Accessory Cells with a Morphology and Marker Pattern of Dendritic Cells can be Obtained from Elutriator-Purified Blood Monocyte Fractions.An Enhancing Effect of Metrizamide in this Differentiation

Human monocytic cell fractions obtained by counterflow elutriation centrifugation (with regard to specific monocyte/macrophage characteristics: 82–88 % were positive for nonspecific esterase; 86–94 % for CD14) were cultured (overnight, 37°C) under nonadhering conditions (polypropylene tubes).Thirty to 40 % of the cells were found to differentiate into large, monocytoid cells with a dendritic morphology.These cells expressed a marker of active dendritic cells RFD1 in 76–89 % and were also positive for class II MHC antigens as identified by OKIa (95–97 %).An exposure of the blood monocytic cells to metrizamide (30 min, 14.5 %) prior to the overnight culture enhanced this differentiation, and 47–58 % of cells with a dendritic morphology were found (of which 80–87% RFD1 positive, and 95–97 Class II MHC positive).
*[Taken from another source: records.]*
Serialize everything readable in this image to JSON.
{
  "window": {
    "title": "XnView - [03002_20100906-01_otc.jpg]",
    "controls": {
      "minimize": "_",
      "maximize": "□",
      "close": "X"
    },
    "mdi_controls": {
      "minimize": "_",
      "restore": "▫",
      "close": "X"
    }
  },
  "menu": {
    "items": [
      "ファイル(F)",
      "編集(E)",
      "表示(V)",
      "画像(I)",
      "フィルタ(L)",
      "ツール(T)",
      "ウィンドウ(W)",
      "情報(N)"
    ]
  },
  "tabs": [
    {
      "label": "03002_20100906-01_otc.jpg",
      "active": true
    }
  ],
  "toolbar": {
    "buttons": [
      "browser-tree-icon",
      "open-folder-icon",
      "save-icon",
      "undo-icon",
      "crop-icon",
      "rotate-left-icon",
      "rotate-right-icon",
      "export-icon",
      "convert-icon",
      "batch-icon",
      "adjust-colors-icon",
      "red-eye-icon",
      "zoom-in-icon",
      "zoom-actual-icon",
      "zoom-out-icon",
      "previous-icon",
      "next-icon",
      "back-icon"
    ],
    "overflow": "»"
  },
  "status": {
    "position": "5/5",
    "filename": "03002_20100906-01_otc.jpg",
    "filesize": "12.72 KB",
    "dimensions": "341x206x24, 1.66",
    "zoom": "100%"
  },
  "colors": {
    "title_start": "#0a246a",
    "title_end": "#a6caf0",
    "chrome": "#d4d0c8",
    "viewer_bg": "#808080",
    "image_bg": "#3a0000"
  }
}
The cultured cell populations containing the cells with the morphology and marker pattern typifying dendritic cells, appeared functionally more active as accessory populations when compared to freshly isolated blood monocytic cell fractions; the cultured cells had an enhanced stimulator.capability in MLR, and cluster formation with lymphocytes was more prominent.At the same time, the cultured cell population showed a decreased bactericidal activity when compared to the freshly isolated monocytic populations, and in addition, all the cultured monocytoid cells had lost non-specific-esterase activity, while only approximately 10 % of cells were still positive for the CD14 marker. When U937 cells were exposed to metrizamide (14.5 % concentration, 30 min) and cultured under nonadhering conditions for 36 hours, similar changes were observed (30–45 became dendritic, 20 % RFD1 positive). Our data suggest that cells within the blood monocyte pool and the U937 cell line can differentiate into functionally active dendritic cells when maintained in culture under non-adhering conditions.An exposure to metrizamide prior to culture enhances this differentiation.